Dividend stocks are everyone's favourite investments these days, but obsessing over yields and payout ratios can lead you to miss an important part of the total return picture: growth.
A stock with a modest dividend but a high growth rate can be superior to one that boasts a high dividend but no capacity to expand its earnings. To demonstrate this, we went searching for dividend-paying stocks that also have a demonstrated ability to grow their profits.
How we did it
Craig McGee, senior consultant at Morningstar Canada, scoured the Morningstar database for Canadian and U.S. stocks that pay dividends and are relatively cheap given their growth and dividend rates.
To find promising candidates, he used the PEGY ratio. This consists of each stock's price-to-expected-earnings ratio divided by the sum of its growth rate plus dividend yield. (To determine the growth rate, Mr. McGee used a weighted average of growth over the past five years, expected growth over the upcoming year, and expected growth for the following year.)
He looked for stocks with the best combinations of low PEGY ratios, high expected dividend yields, positive revisions to analysts' earnings expectations over the past 60 days and low earnings variability over the past five years.
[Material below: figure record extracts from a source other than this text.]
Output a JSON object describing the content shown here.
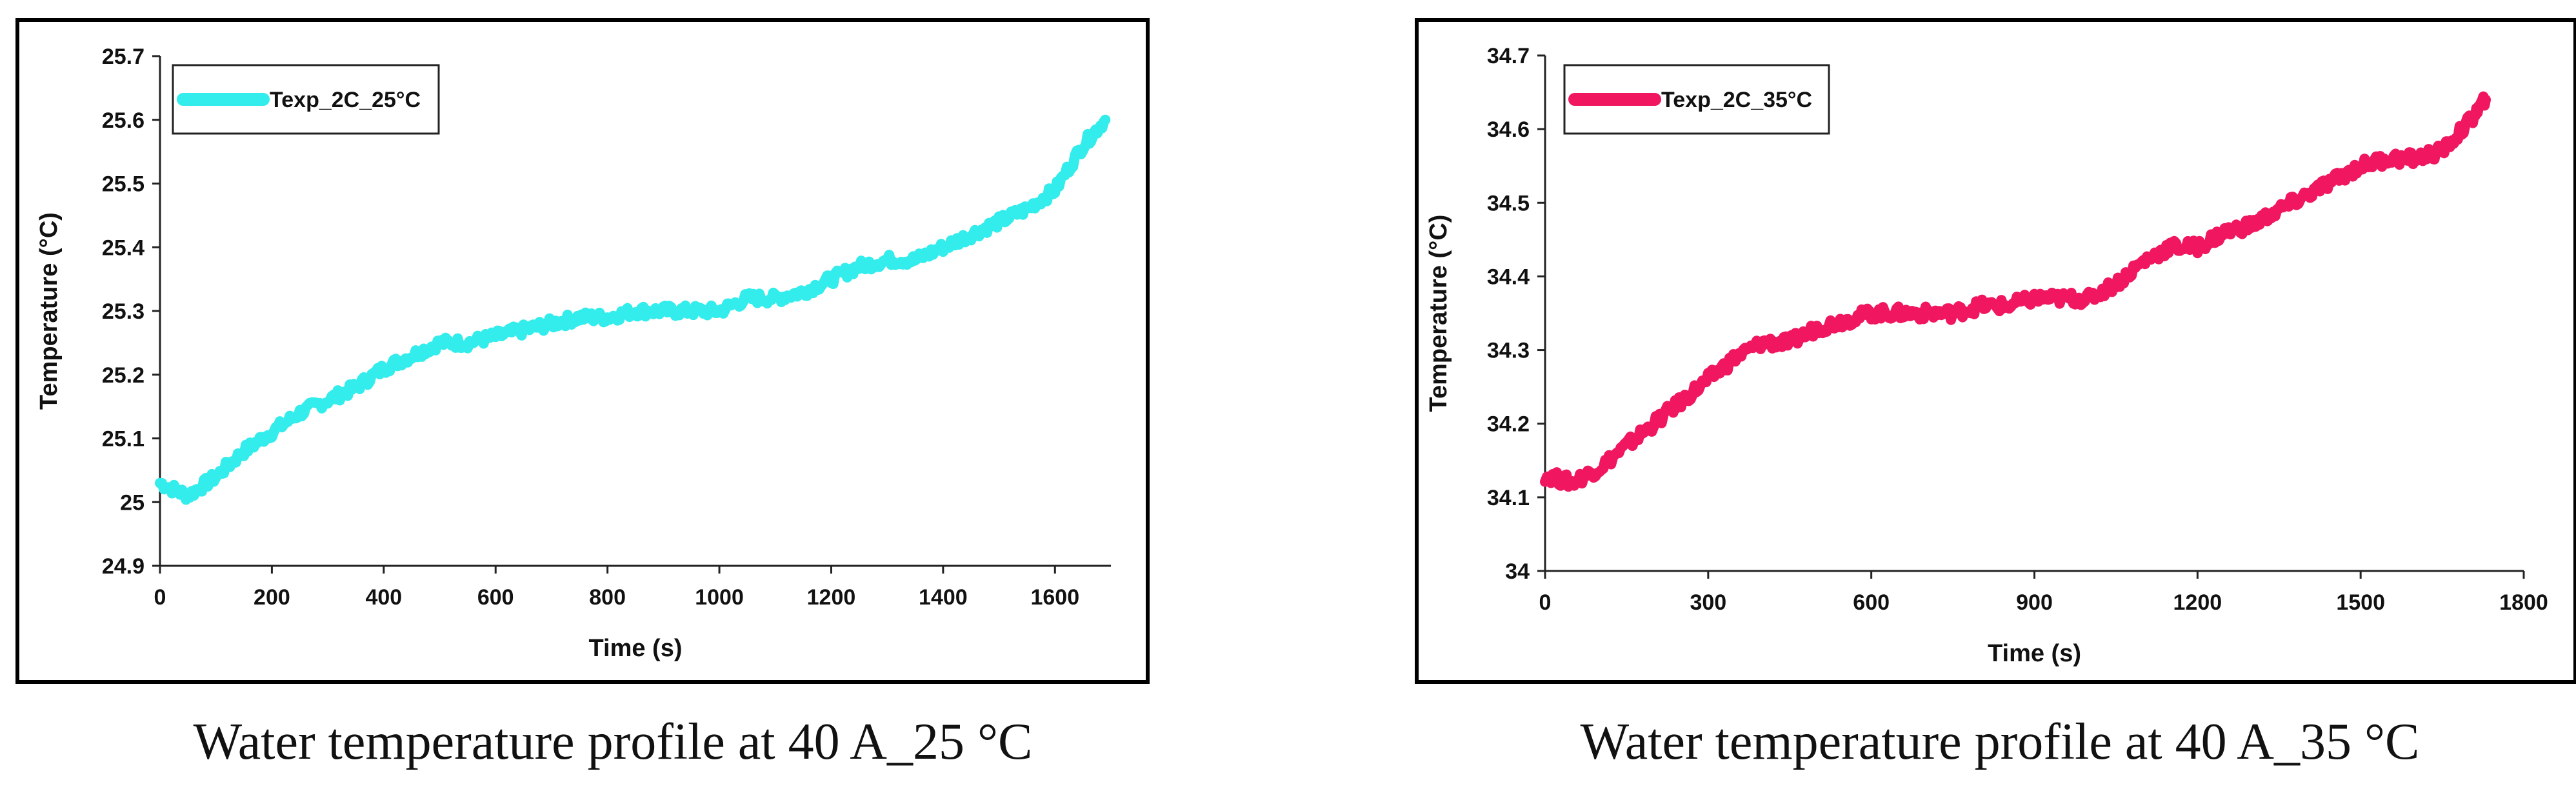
{
  "chart_data": [
    {
      "type": "line",
      "series": [
        {
          "name": "Texp_2C_25°C",
          "color": "#33ECEC",
          "x": [
            0,
            50,
            100,
            150,
            200,
            250,
            300,
            350,
            400,
            450,
            500,
            550,
            600,
            650,
            700,
            750,
            800,
            850,
            900,
            950,
            1000,
            1050,
            1100,
            1150,
            1200,
            1250,
            1300,
            1350,
            1400,
            1450,
            1500,
            1550,
            1600,
            1650,
            1690
          ],
          "values": [
            25.03,
            25.01,
            25.04,
            25.08,
            25.11,
            25.14,
            25.16,
            25.18,
            25.21,
            25.23,
            25.25,
            25.25,
            25.26,
            25.27,
            25.28,
            25.29,
            25.29,
            25.3,
            25.3,
            25.3,
            25.3,
            25.32,
            25.32,
            25.33,
            25.35,
            25.37,
            25.38,
            25.38,
            25.4,
            25.42,
            25.44,
            25.46,
            25.49,
            25.56,
            25.6
          ]
        }
      ],
      "title": "",
      "xlabel": "Time (s)",
      "ylabel": "Temperature (°C)",
      "xlim": [
        0,
        1700
      ],
      "ylim": [
        24.9,
        25.7
      ],
      "xticks": [
        "0",
        "200",
        "400",
        "600",
        "800",
        "1000",
        "1200",
        "1400",
        "1600"
      ],
      "yticks": [
        "24.9",
        "25",
        "25.1",
        "25.2",
        "25.3",
        "25.4",
        "25.5",
        "25.6",
        "25.7"
      ],
      "legend": "top-left",
      "grid": false
    },
    {
      "type": "line",
      "series": [
        {
          "name": "Texp_2C_35°C",
          "color": "#F0165F",
          "x": [
            0,
            50,
            100,
            150,
            200,
            250,
            300,
            350,
            400,
            450,
            500,
            550,
            600,
            650,
            700,
            750,
            800,
            850,
            900,
            950,
            1000,
            1050,
            1100,
            1150,
            1200,
            1250,
            1300,
            1350,
            1400,
            1450,
            1500,
            1550,
            1600,
            1650,
            1700,
            1730
          ],
          "values": [
            34.13,
            34.12,
            34.14,
            34.17,
            34.2,
            34.23,
            34.26,
            34.29,
            34.31,
            34.31,
            34.33,
            34.34,
            34.35,
            34.35,
            34.35,
            34.35,
            34.36,
            34.36,
            34.37,
            34.37,
            34.37,
            34.39,
            34.42,
            34.44,
            34.44,
            34.46,
            34.47,
            34.49,
            34.51,
            34.53,
            34.55,
            34.56,
            34.56,
            34.57,
            34.61,
            34.64
          ]
        }
      ],
      "title": "",
      "xlabel": "Time (s)",
      "ylabel": "Temperature (°C)",
      "xlim": [
        0,
        1800
      ],
      "ylim": [
        34,
        34.7
      ],
      "xticks": [
        "0",
        "300",
        "600",
        "900",
        "1200",
        "1500",
        "1800"
      ],
      "yticks": [
        "34",
        "34.1",
        "34.2",
        "34.3",
        "34.4",
        "34.5",
        "34.6",
        "34.7"
      ],
      "legend": "top-left",
      "grid": false
    }
  ],
  "captions": {
    "left": "Water temperature profile at 40 A_25 °C",
    "right": "Water temperature profile at 40 A_35 °C"
  }
}
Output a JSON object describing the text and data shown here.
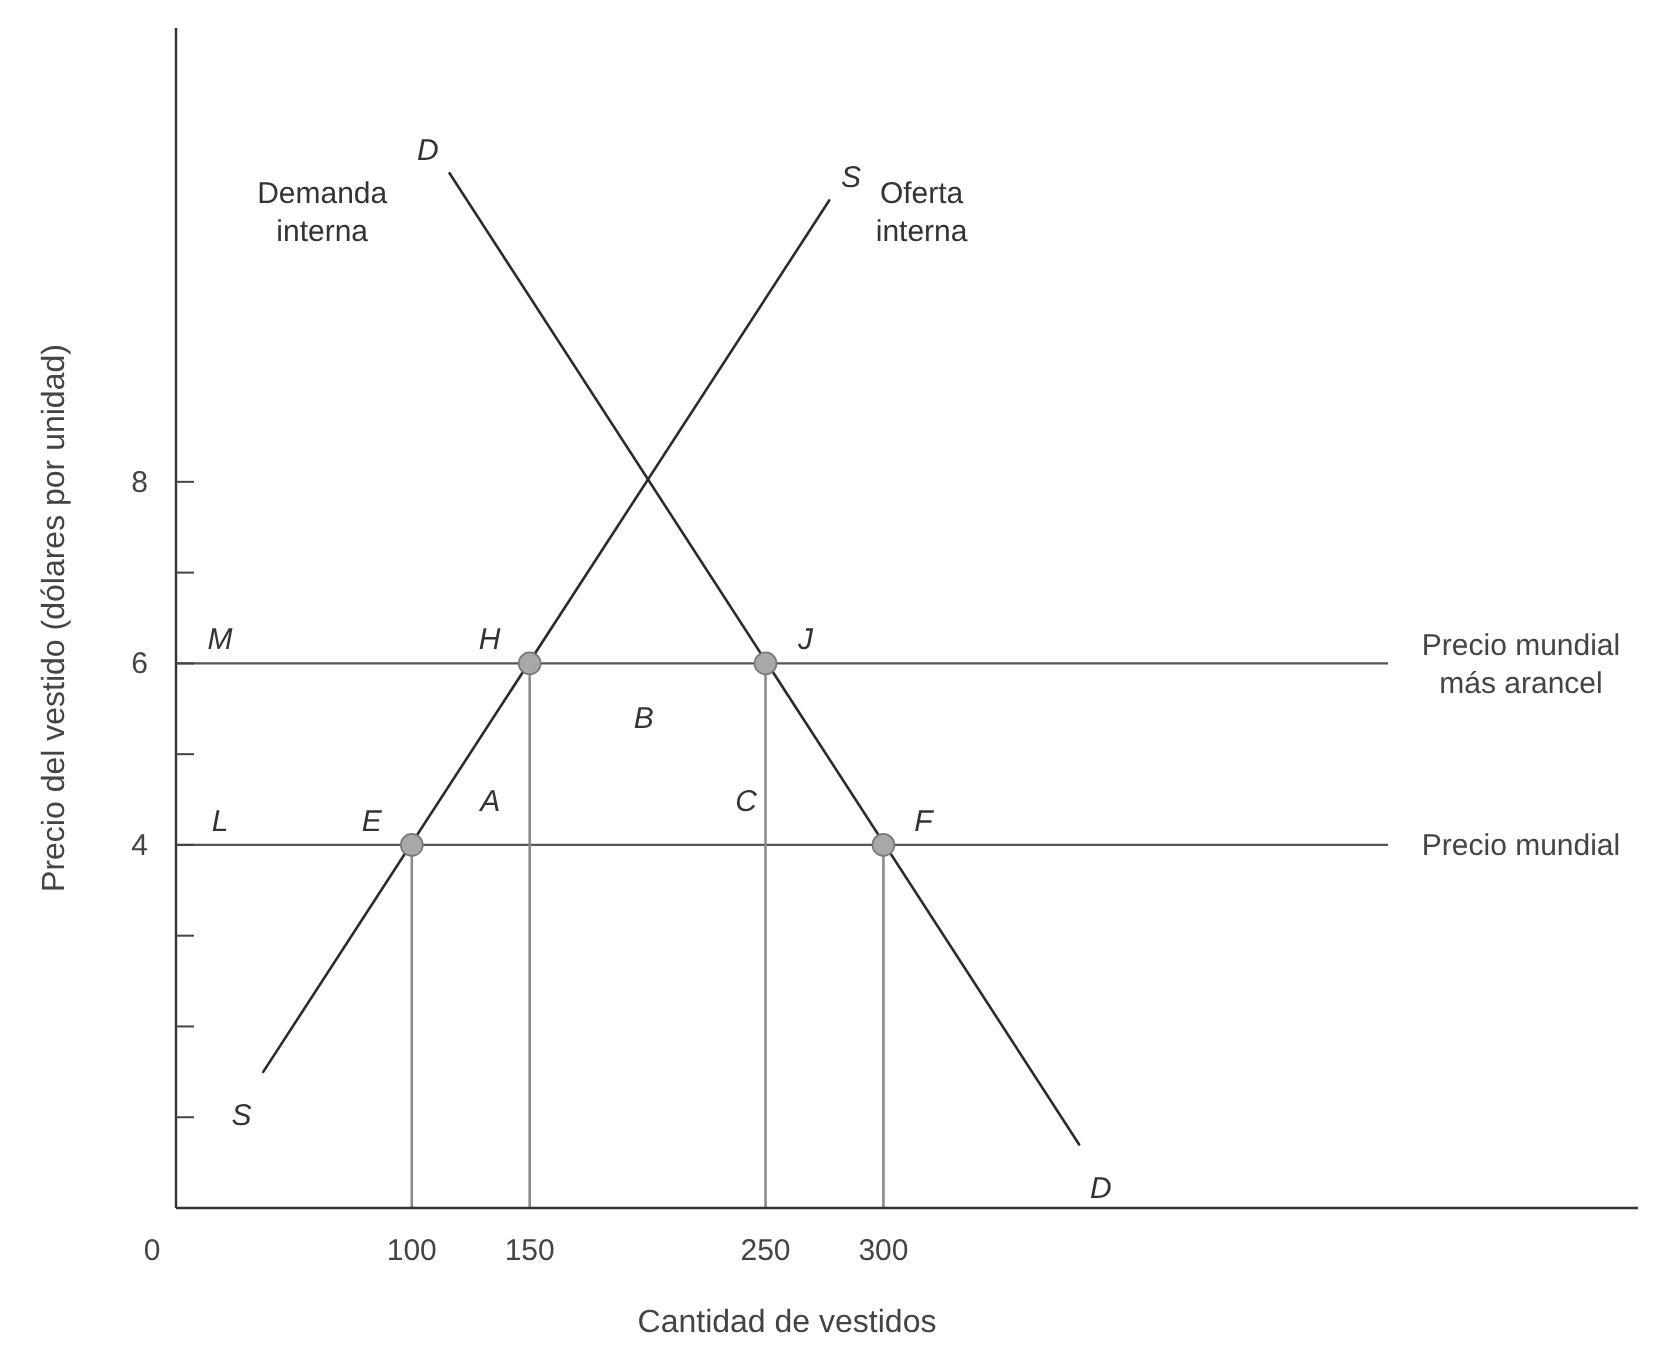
{
  "chart_data": {
    "type": "line",
    "xlabel": "Cantidad de vestidos",
    "ylabel": "Precio del vestido (dólares por unidad)",
    "xlim": [
      0,
      620
    ],
    "ylim": [
      0,
      13
    ],
    "xticks": [
      0,
      100,
      150,
      250,
      300
    ],
    "yticks": [
      {
        "value": 1,
        "label": null
      },
      {
        "value": 2,
        "label": null
      },
      {
        "value": 3,
        "label": null
      },
      4,
      {
        "value": 5,
        "label": null
      },
      6,
      {
        "value": 7,
        "label": null
      },
      8
    ],
    "grid": false,
    "series": [
      {
        "type": "line",
        "color": "#2b2b2b",
        "x": [
          37,
          277
        ],
        "values": [
          1.5,
          11.1
        ]
      },
      {
        "type": "line",
        "color": "#2b2b2b",
        "x": [
          116,
          383
        ],
        "values": [
          11.4,
          0.7
        ]
      },
      {
        "type": "line",
        "color": "#8a8a8a",
        "x": [
          100,
          100
        ],
        "values": [
          0,
          4
        ]
      },
      {
        "type": "line",
        "color": "#8a8a8a",
        "x": [
          150,
          150
        ],
        "values": [
          0,
          6
        ]
      },
      {
        "type": "line",
        "color": "#8a8a8a",
        "x": [
          250,
          250
        ],
        "values": [
          0,
          6
        ]
      },
      {
        "type": "line",
        "color": "#8a8a8a",
        "x": [
          300,
          300
        ],
        "values": [
          0,
          4
        ]
      },
      {
        "type": "scatter",
        "color": "#a8a8a8",
        "marker": "circle",
        "x": [
          100,
          150,
          250,
          300
        ],
        "values": [
          4,
          6,
          6,
          4
        ]
      }
    ],
    "ref_lines": [
      {
        "axis": "y",
        "value": 6,
        "label": "Precio mundial más arancel",
        "color": "#555555"
      },
      {
        "axis": "y",
        "value": 4,
        "label": "Precio mundial",
        "color": "#555555"
      }
    ],
    "annotations": [
      {
        "text": "D",
        "x": 116,
        "y": 11.4
      },
      {
        "text": "S",
        "x": 277,
        "y": 11.1
      },
      "Demanda interna",
      "Oferta interna",
      {
        "text": "M",
        "x": 0,
        "y": 6
      },
      {
        "text": "H",
        "x": 150,
        "y": 6
      },
      {
        "text": "J",
        "x": 250,
        "y": 6
      },
      {
        "text": "L",
        "x": 0,
        "y": 4
      },
      {
        "text": "E",
        "x": 100,
        "y": 4
      },
      {
        "text": "F",
        "x": 300,
        "y": 4
      },
      "A",
      "B",
      "C",
      {
        "text": "S",
        "x": 37,
        "y": 1.5
      },
      {
        "text": "D",
        "x": 383,
        "y": 0.7
      }
    ]
  }
}
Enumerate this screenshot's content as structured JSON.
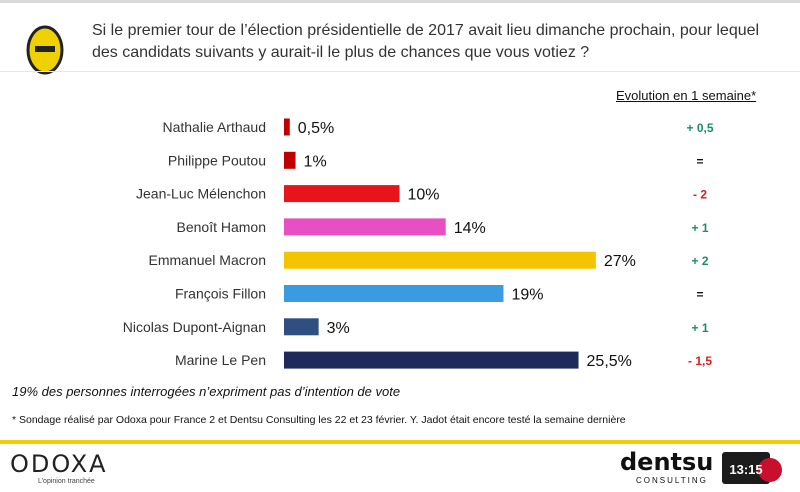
{
  "question": "Si le premier tour de l’élection présidentielle de 2017 avait lieu dimanche prochain, pour lequel des candidats suivants y aurait-il le plus de chances que vous votiez ?",
  "evolution_header": "Evolution en 1 semaine*",
  "chart_data": {
    "type": "bar",
    "orientation": "horizontal",
    "categories": [
      "Nathalie Arthaud",
      "Philippe Poutou",
      "Jean-Luc Mélenchon",
      "Benoît Hamon",
      "Emmanuel Macron",
      "François Fillon",
      "Nicolas Dupont-Aignan",
      "Marine Le Pen"
    ],
    "values": [
      0.5,
      1,
      10,
      14,
      27,
      19,
      3,
      25.5
    ],
    "value_labels": [
      "0,5%",
      "1%",
      "10%",
      "14%",
      "27%",
      "19%",
      "3%",
      "25,5%"
    ],
    "colors": [
      "#c00000",
      "#c00000",
      "#e8141c",
      "#e84fc4",
      "#f5c400",
      "#3a9be0",
      "#2f4f80",
      "#1f2a5c"
    ],
    "evolution": [
      "+ 0,5",
      "=",
      "- 2",
      "+ 1",
      "+ 2",
      "=",
      "+ 1",
      "- 1,5"
    ],
    "evolution_colors": [
      "#1f8a6e",
      "#111111",
      "#d42020",
      "#1f8a6e",
      "#1f8a6e",
      "#111111",
      "#1f8a6e",
      "#d42020"
    ],
    "xlim": [
      0,
      30
    ]
  },
  "note": "19% des personnes interrogées n’expriment pas d’intention de vote",
  "footnote": "* Sondage réalisé par Odoxa pour France 2 et Dentsu Consulting les 22 et 23 février. Y. Jadot était encore testé la semaine dernière",
  "footer": {
    "odoxa": "ODOXA",
    "odoxa_tagline": "L’opinion tranchée",
    "dentsu": "dentsu",
    "consulting": "CONSULTING",
    "badge": "13:15"
  },
  "colors": {
    "accent": "#efd000"
  }
}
To make the cut, a stock had to have:
-a market capitalization greater than $1-billion;
-a PEGY ratio less than 3
-an expected dividend yield greater than 3 per cent;
-a positive 60-day estimate revision;
-a positive five-year earnings growth rate;
-earnings variability in the top 75 per cent of the database.
No more than four stocks from any one sector were included.
More about Morningstar
Morningstar Inc. provides independent investment research in North America, Europe, Australia and Asia. Its investment research tool, Morningstar CPMS, provides quantitative North American equity research and portfolio analysis to institutional clients and financial advisers. CPMS data cover more than 95 per cent of the investable North American stock market.
What we found
The 25 U.S. and Canadian companies that made the cut include some names that might not be familiar to you, such as Scana Corp. (a power utility in the southern United States) and Aimia Inc. (a developer of customer loyalty programs).
Of course, you should do your own research before buying any stock. While the firms on this list all appear to possess attractive combinations of dividends and growth, there may be less obvious factors that will affect their investment appeal.